Jamie Coots, a Pentecostal church pastor and star of National Geographic’s reality show “Snake Salvation,” died Saturday night in his Kentucky home after being bitten on his right hand by one of his snakes.
The Middlesboro Police Department told WBIR that Coots was found dead in his home around 10 p.m. Saturday night after leaving his Middlesboro, K.Y., church, the Full Gospel Tabernacle in Jesus' Name, where he suffered a bite from a venomous snake during an evening church service.
Multiple sources report that when an ambulance crew and firefighters showed up at the pastor’s residence, Coots refused to be taken to the hospital for treatment of the snake bite. Coots was a member of a Pentecostal church whose followers practice snake handling and believe in faith healing.
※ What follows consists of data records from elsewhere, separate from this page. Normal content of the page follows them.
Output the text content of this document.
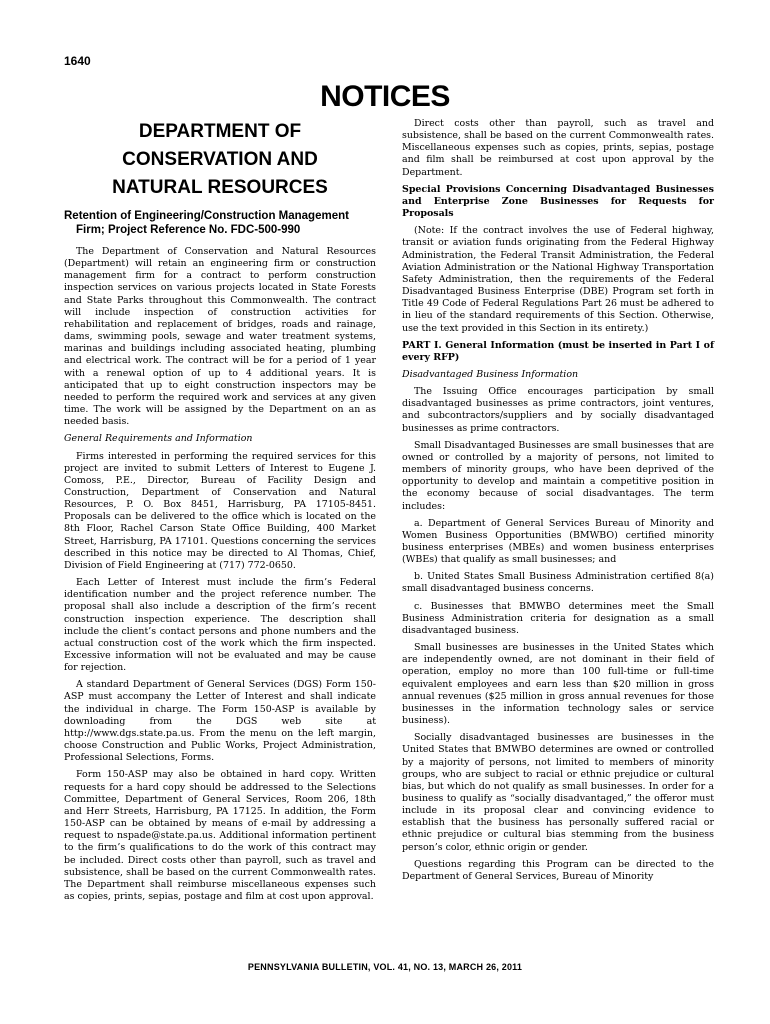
1640
NOTICES
DEPARTMENT OF
CONSERVATION AND
NATURAL RESOURCES
Retention of Engineering/Construction Management Firm; Project Reference No. FDC-500-990

The Department of Conservation and Natural Resources (Department) will retain an engineering firm or construction management firm for a contract to perform construction inspection services on various projects located in State Forests and State Parks throughout this Commonwealth. The contract will include inspection of construction activities for rehabilitation and replacement of bridges, roads and rainage, dams, swimming pools, sewage and water treatment systems, marinas and buildings including associated heating, plumbing and electrical work. The contract will be for a period of 1 year with a renewal option of up to 4 additional years. It is anticipated that up to eight construction inspectors may be needed to perform the required work and services at any given time. The work will be assigned by the Department on an as needed basis.

General Requirements and Information

Firms interested in performing the required services for this project are invited to submit Letters of Interest to Eugene J. Comoss, P.E., Director, Bureau of Facility Design and Construction, Department of Conservation and Natural Resources, P. O. Box 8451, Harrisburg, PA 17105-8451. Proposals can be delivered to the office which is located on the 8th Floor, Rachel Carson State Office Building, 400 Market Street, Harrisburg, PA 17101. Questions concerning the services described in this notice may be directed to Al Thomas, Chief, Division of Field Engineering at (717) 772-0650.

Each Letter of Interest must include the firm’s Federal identification number and the project reference number. The proposal shall also include a description of the firm’s recent construction inspection experience. The description shall include the client’s contact persons and phone numbers and the actual construction cost of the work which the firm inspected. Excessive information will not be evaluated and may be cause for rejection.

A standard Department of General Services (DGS) Form 150-ASP must accompany the Letter of Interest and shall indicate the individual in charge. The Form 150-ASP is available by downloading from the DGS web site at http://www.dgs.state.pa.us. From the menu on the left margin, choose Construction and Public Works, Project Administration, Professional Selections, Forms.

Form 150-ASP may also be obtained in hard copy. Written requests for a hard copy should be addressed to the Selections Committee, Department of General Services, Room 206, 18th and Herr Streets, Harrisburg, PA 17125. In addition, the Form 150-ASP can be obtained by means of e-mail by addressing a request to nspade@state.pa.us. Additional information pertinent to the firm’s qualifications to do the work of this contract may be included. Direct costs other than payroll, such as travel and subsistence, shall be based on the current Commonwealth rates. The Department shall reimburse miscellaneous expenses such as copies, prints, sepias, postage and film at cost upon approval.

Direct costs other than payroll, such as travel and subsistence, shall be based on the current Commonwealth rates. Miscellaneous expenses such as copies, prints, sepias, postage and film shall be reimbursed at cost upon approval by the Department.

Special Provisions Concerning Disadvantaged Businesses and Enterprise Zone Businesses for Requests for Proposals

(Note: If the contract involves the use of Federal highway, transit or aviation funds originating from the Federal Highway Administration, the Federal Transit Administration, the Federal Aviation Administration or the National Highway Transportation Safety Administration, then the requirements of the Federal Disadvantaged Business Enterprise (DBE) Program set forth in Title 49 Code of Federal Regulations Part 26 must be adhered to in lieu of the standard requirements of this Section. Otherwise, use the text provided in this Section in its entirety.)

PART I. General Information (must be inserted in Part I of every RFP)

Disadvantaged Business Information

The Issuing Office encourages participation by small disadvantaged businesses as prime contractors, joint ventures, and subcontractors/suppliers and by socially disadvantaged businesses as prime contractors.

Small Disadvantaged Businesses are small businesses that are owned or controlled by a majority of persons, not limited to members of minority groups, who have been deprived of the opportunity to develop and maintain a competitive position in the economy because of social disadvantages. The term includes:

a. Department of General Services Bureau of Minority and Women Business Opportunities (BMWBO) certified minority business enterprises (MBEs) and women business enterprises (WBEs) that qualify as small businesses; and

b. United States Small Business Administration certified 8(a) small disadvantaged business concerns.

c. Businesses that BMWBO determines meet the Small Business Administration criteria for designation as a small disadvantaged business.

Small businesses are businesses in the United States which are independently owned, are not dominant in their field of operation, employ no more than 100 full-time or full-time equivalent employees and earn less than $20 million in gross annual revenues ($25 million in gross annual revenues for those businesses in the information technology sales or service business).

Socially disadvantaged businesses are businesses in the United States that BMWBO determines are owned or controlled by a majority of persons, not limited to members of minority groups, who are subject to racial or ethnic prejudice or cultural bias, but which do not qualify as small businesses. In order for a business to qualify as “socially disadvantaged,” the offeror must include in its proposal clear and convincing evidence to establish that the business has personally suffered racial or ethnic prejudice or cultural bias stemming from the business person’s color, ethnic origin or gender.

Questions regarding this Program can be directed to the Department of General Services, Bureau of Minority

PENNSYLVANIA BULLETIN, VOL. 41, NO. 13, MARCH 26, 2011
During an episode of “Snake Salvation,” Coots, who comes from a long line of snake handlers, said that he believed a passage in the Bible suggests that church members cannot be harmed by venomous snakebites as long as they were anointed by God, according to CNN. The passage comes from the book of Mark, chapter 16.
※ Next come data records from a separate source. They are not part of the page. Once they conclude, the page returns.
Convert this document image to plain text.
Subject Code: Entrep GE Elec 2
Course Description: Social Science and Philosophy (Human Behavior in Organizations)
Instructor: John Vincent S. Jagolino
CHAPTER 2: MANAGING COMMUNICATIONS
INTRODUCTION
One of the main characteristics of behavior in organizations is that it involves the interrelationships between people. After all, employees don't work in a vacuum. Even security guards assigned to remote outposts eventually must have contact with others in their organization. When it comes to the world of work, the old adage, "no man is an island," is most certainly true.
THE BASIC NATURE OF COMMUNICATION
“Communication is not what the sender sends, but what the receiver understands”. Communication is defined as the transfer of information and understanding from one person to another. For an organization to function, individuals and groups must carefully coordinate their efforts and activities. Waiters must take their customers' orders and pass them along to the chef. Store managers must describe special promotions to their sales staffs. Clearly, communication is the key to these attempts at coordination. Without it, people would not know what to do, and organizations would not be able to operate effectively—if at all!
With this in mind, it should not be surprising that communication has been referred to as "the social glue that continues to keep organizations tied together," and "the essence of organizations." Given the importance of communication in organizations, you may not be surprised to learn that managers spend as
“And these signs shall follow them that believe; In my name shall they cast out devils; they shall speak with new tongues. They shall take up serpents; and if they drink any deadly thing, it shall not hurt them; they shall lay hands on the sick, and they shall recover,” the passage reads.
In 2013, National Geographic approached Coots and another Pentecostal pastor, Andrew Hamblin of the Tabernacle Church of God in LaFollette, Tenn., to start filming a reality series featuring modern snake handlers. Producers wrapped up filming last year, and didn’t intend to film a second season, according to TMZ.
“In the hills of Appalachia, Pentecostal pastors Jamie Coots and Andrew Hamblin struggle to keep an over-100-year-old tradition alive: the practice of handling deadly snakes in church,” a description of the show states. “Jamie and Andrew believe in a Bible passage that suggests a poisonous snakebite will not harm them as long as they are anointed by God’s power. If they don’t practice the ritual of snake handling, they believe they are destined for hell.”
Coots and Hamblin spent time searching the mountains for deadly snakes to add to their churches’ snake collections. But the practice has, on several occasions, landed the pastors in hot water with the law.
In 2008 Coots was arrested for keeping 74 snakes in his home. Nine other people were arrested as part of an undercover sting operation to seize venomous snakes in Kentucky. Last year, the pastor was given one year of probation for crossing into Tennessee with venomous snakes. Snake handling is illegal in most states, including Kentucky.
Saturday’s incident wasn’t the first time Coots has been bitten by one of the snakes he has handled. According to the Lexington Herald-Leader, Coots nearly died in the early 1990s after suffering a bite from a large rattlesnake on his left arm. Then, in 1998, another rattlesnake bit Coots on his middle finger.
“I lost this finger to a serpent bite,” Coots would later say during filming of “Snake Salvation.” “The finger rotted, there was a quarter inch of bone exposed. The finger broke off.”
As was the case in Saturday’s snake-bite incident, Coots refused to be treated for previous bites as well.
“I never sought medical attention, because when I first started in church I said if I ever went to a hospital or a doctor for a snake bite I would quit church,” he told National Geographic during filming in 2013.
''We're just normal people living day to day like everybody else, most of us living hand to mouth, but what we believe, we believe, and we practice it,” Coots said in 1998, according to the Lexington Herald-Leader.